In the middle of a widely watched court battle over its system for choosing officials, the city of Palmdale elected its first African American councilman Tuesday.
Retired college administrator Fred Thompson won one of two City Council seats on the ballot. But it will be up to an appellate court to determine whether the election is legitimate.
Activists recently won a lawsuit that said the city's at-large method of electing officials violates the California Voting Rights Act, citing as evidence that the minorities who make up much of Palmdale's population have been largely unable to elect one of their own due to racially polarized voting. They are pressing for council members to be elected by geographic district.
It was unclear Wednesday what effect Thompson's victory might have on the lawsuit. Los Angeles County Superior Court Judge Mark V. Mooney granted the plaintiffs' request to halt the election. The 2nd District Court of Appeal allowed the election to proceed but said it would determine after the balloting whether to certify the results.
Also, Mooney is preparing to issue his remedy for the election system. City officials have said they will appeal the case once the trial judge completes his work.

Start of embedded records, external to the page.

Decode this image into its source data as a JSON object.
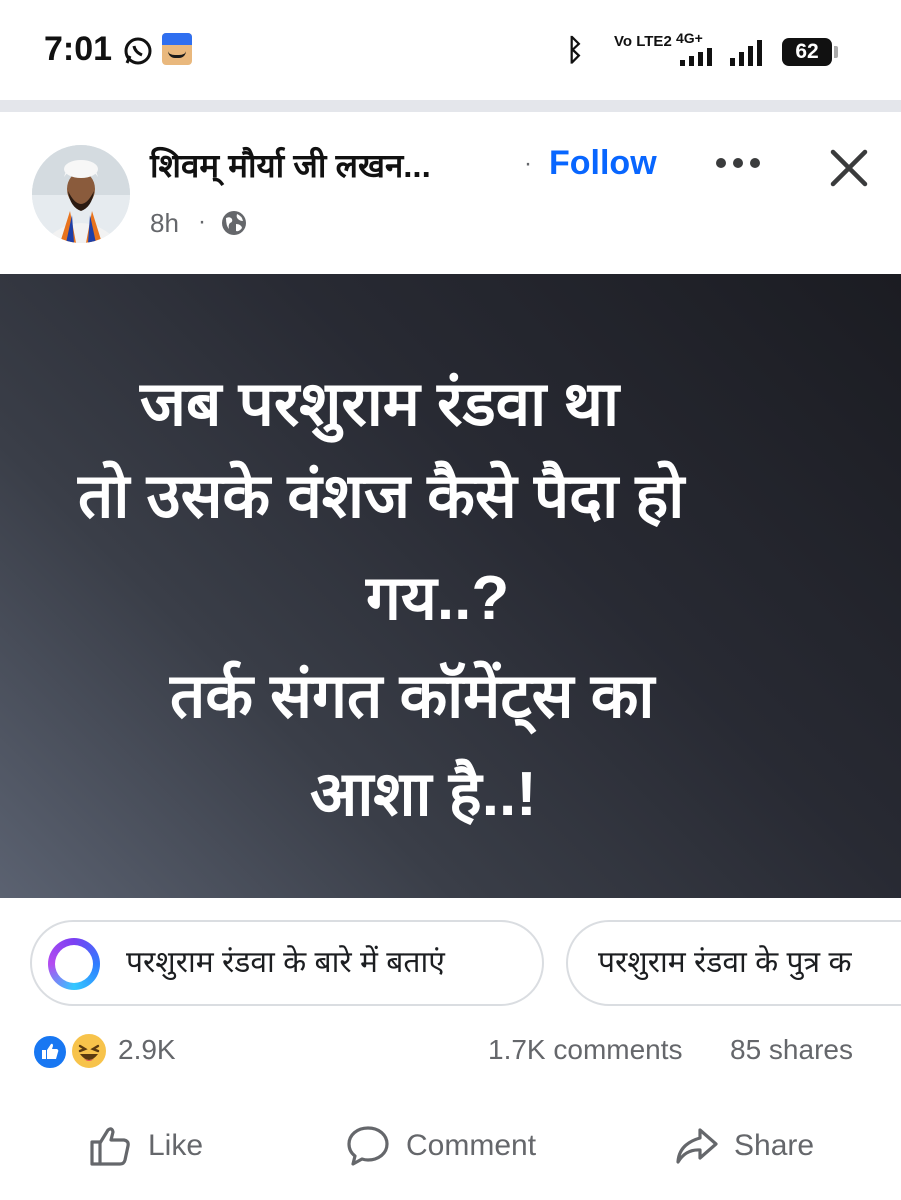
{
  "status_bar": {
    "time": "7:01",
    "battery": "62",
    "network_label_1": "Vo LTE2",
    "network_label_2": "4G+",
    "icons": [
      "whatsapp-icon",
      "amazon-icon",
      "bluetooth-icon",
      "signal-icon",
      "battery-icon"
    ]
  },
  "post": {
    "author": "शिवम् मौर्या जी लखन...",
    "separator": "·",
    "follow_label": "Follow",
    "time": "8h",
    "meta_separator": "·",
    "privacy_icon": "globe-icon",
    "image_text_lines": [
      "जब परशुराम रंडवा था",
      "तो उसके वंशज कैसे पैदा हो",
      "गय..?",
      "तर्क संगत कॉमेंट्स का",
      "आशा है..!"
    ]
  },
  "ai_suggestions": [
    "परशुराम रंडवा के बारे में बताएं",
    "परशुराम रंडवा के पुत्र क"
  ],
  "stats": {
    "reactions": "2.9K",
    "comments": "1.7K comments",
    "shares": "85 shares"
  },
  "actions": {
    "like": "Like",
    "comment": "Comment",
    "share": "Share"
  },
  "colors": {
    "accent": "#0866ff",
    "secondary_text": "#65676b",
    "image_bg_dark": "#1b1c22",
    "image_bg_light": "#5b6271"
  }
}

Attorneys for the plaintiffs cite the trial judge's "clarification" of the injunction in contending that the ballots should not have been counted.
"That violates Judge Mooney's order," Eric Rose, a spokesman for the plaintiffs' attorneys, said Wednesday.
"The trial court has determined that the election is/was illegal," Rose said in a statement, adding, "The appellate court will decide … whether the trial court was correct in its rulings."
Palmdale Mayor James Ledford said Thompson's 20-year tenure as an elected member of the Palmdale School District board, as well as his victory Tuesday, underscored the city's contention that the lawsuit was without merit.
"I don't think [racially polarized voting] exists here," Ledford said Wednesday. He also said he believes that Thompson's election will help the city's case when it appeals Mooney's findings.
Ledford repeated his view that the lawsuit was "not about voting rights" but about "plaintiffs' attorneys shaking down cities for cash" from legal fees.
Thompson, a city planning commissioner who had the backing of Ledford and several other civic leaders, was only the second minority to win election since the city's 1962 incorporation. (The first was a Latino who is no longer on the council.) Thompson could not be reached for immediate comment Wednesday.
Ledford and Councilman Tom Lackey were reelected Tuesday but technically cannot be seated for their new terms until the appellate court acts. Both sides expect that won't happen for several weeks.
The Palmdale case is being watched in other jurisdictions that are being sued, including the cities of Whittier and Anaheim.